Well, helpfully, the Reproducibility Project also solicits comments from independent experts to help us make sense of what’s going on. Step forward Cynthia Sears of The Johns Hopkins Hospital. She takes the view that, although the Replication Study didn’t reproduce the original results, the fact that numerous studies have already found an association between F. nucleatum and human colon cancer means there probably is one — consistent with the work described in Hitchhiker or Driver?
One possible explanation for the discrepancy is that the original report studied colon tissue pairs (i.e., tumour and tumour-adjacent tissues) from colon cancer patients but did not report possibly relevant factors like age, sex and ethnicity of patients. In contrast, the replication effort included samples from patients with cancer (tumour and adjacent tissue) and non-diseased control tissue samples from age, sex and ethnicity matched individuals.
So we now know, as Dr. Sears helpfully remarks, that the association between F. nucleatum bugs and human colon cancer is more complicated first appeared! Mmm. And, just in case you were in any doubt, she points out that we need to know more about the who (which Fusobacterium species: there are 12 of them known), the where (where in the colon, where in the world) and the how (the disease mechanisms).
Can we do better?
In the light of all that the obvious question is: what can we do about the number of pre-clinical studies that are difficult if not impossible to reproduce? Answer, I think: not much. Rather than defeatist this seems to me a realistic response. There’s no way we could put in place the rigorous scrutiny of the Reproducibility Project across even a fraction of cancer research projects. The best we can do is make researchers as aware as possible of the problems and encourage them towards the very best practices — and assume that, in the end, the solid results will emerge and the rest will fall by the wayside.

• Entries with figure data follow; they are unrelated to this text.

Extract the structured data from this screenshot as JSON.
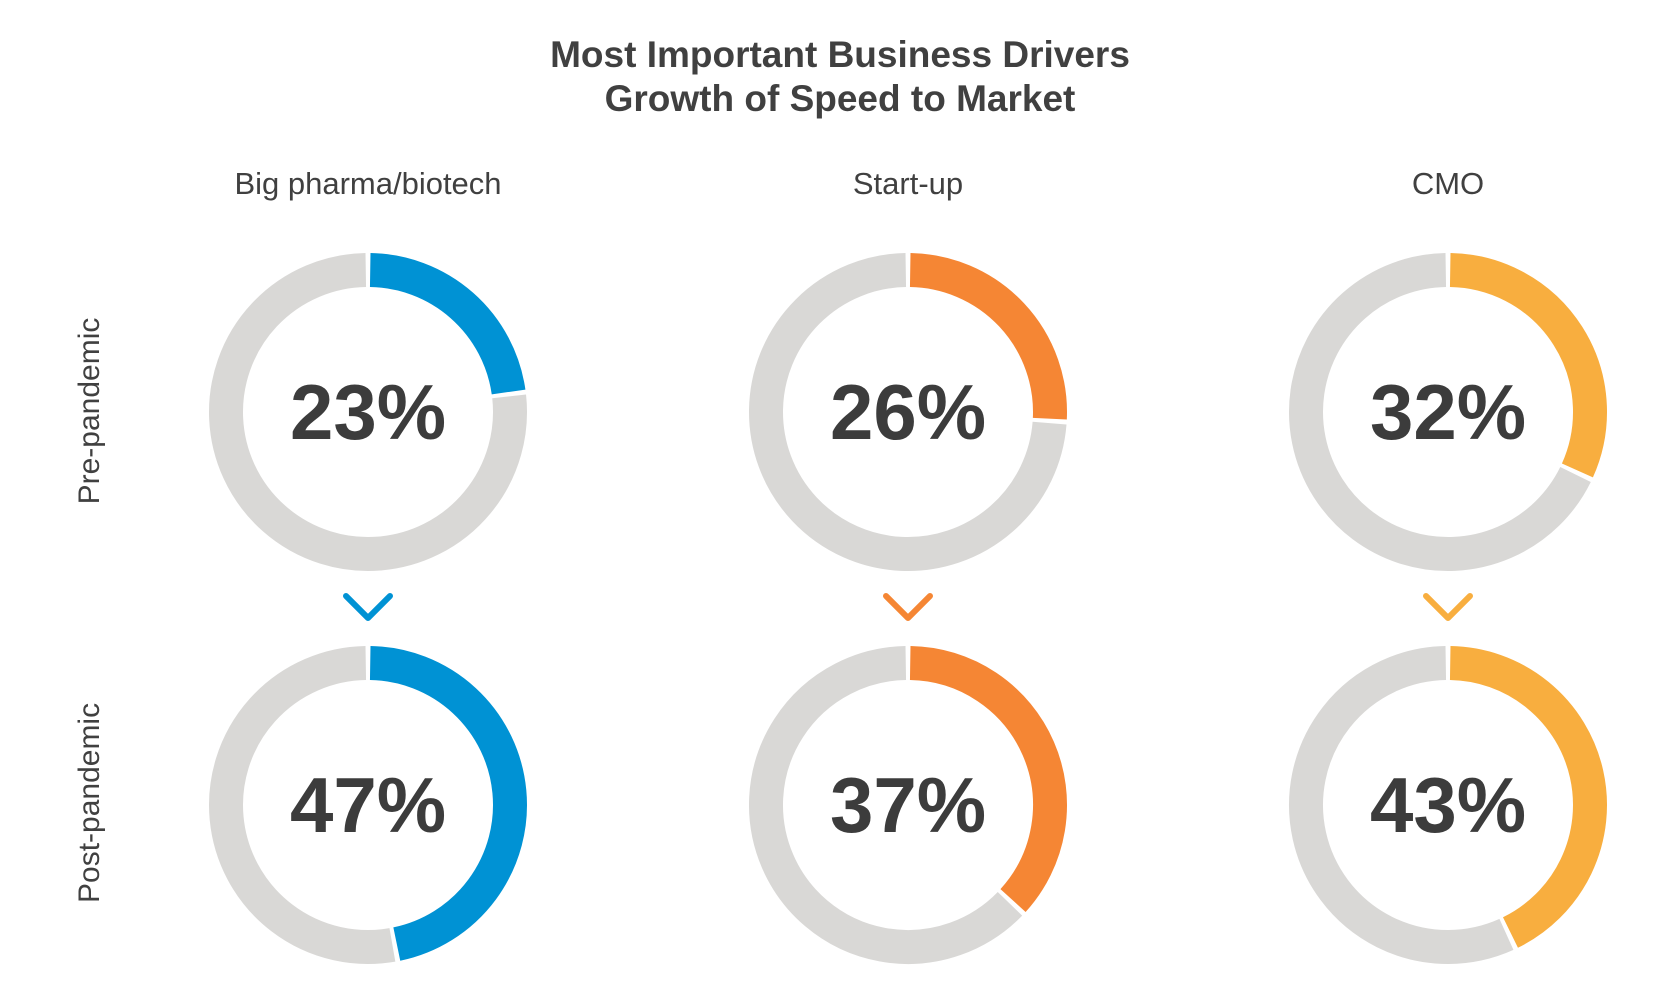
{
  "title_lines": [
    "Most Important Business Drivers",
    "Growth of Speed to Market"
  ],
  "columns": [
    "Big pharma/biotech",
    "Start-up",
    "CMO"
  ],
  "rows": [
    "Pre-pandemic",
    "Post-pandemic"
  ],
  "colors": {
    "track": "#d9d8d6",
    "Big pharma/biotech": "#0092d4",
    "Start-up": "#f58634",
    "CMO": "#f8ae3f",
    "value_text": "#3c3c3c"
  },
  "chart_data": {
    "type": "donut",
    "title": "Most Important Business Drivers Growth of Speed to Market",
    "categories": [
      "Big pharma/biotech",
      "Start-up",
      "CMO"
    ],
    "series": [
      {
        "name": "Pre-pandemic",
        "values": [
          23,
          26,
          32
        ],
        "labels": [
          "23%",
          "26%",
          "32%"
        ]
      },
      {
        "name": "Post-pandemic",
        "values": [
          47,
          37,
          43
        ],
        "labels": [
          "47%",
          "37%",
          "43%"
        ]
      }
    ],
    "unit": "%",
    "max": 100
  }
}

Looking at the sharp end, it’s worth noting that, if you accept that some of the variability in pre-clinical experiments is down to the biological variation we mentioned above, it would at least be consistent with the wide range of patient responses to some cancer treatments. The reason for that, as Cynthia Sears didn’t quite put it, is that we just don’t know enough about how the humans we’re tinkering with actually work.
Baker, M. (2016). Is There a Reproducibility Crisis? Nature 533, 452-454.

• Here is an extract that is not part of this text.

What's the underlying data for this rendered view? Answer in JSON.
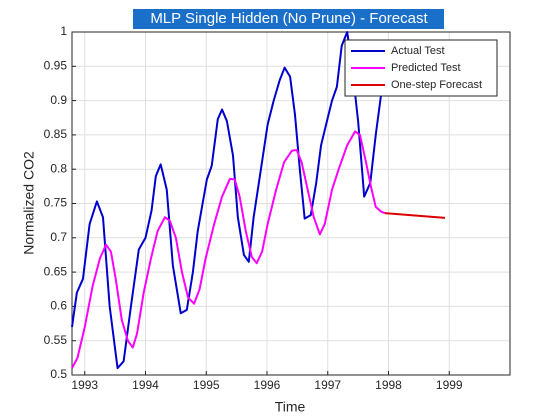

Jarvis, G.E. (2017). Early embryo mortality in natural human reproduction: What the data say [version 2; referees: 1 approved, 2 approved with reservations] F1000Research 2017, 5:2765 (doi: 10.12688/f1000research.8937.2).
Monya Baker & Elie Dolgin (2017). Cancer reproducibility project releases first results. Nature 541, 269–270. doi:10.1038/541269a.
Begley, C.G. and Ellis, L.M. (2012). Drug development: Raise standards for preclinical cancer research. Nature 483, 531–533.
Prinz,F., Schlange,T. and Asadullah, K. (2011). Believe it or not: how much can we rely on published data on potential drug targets? NatureRev. Drug Discov. 10, 712.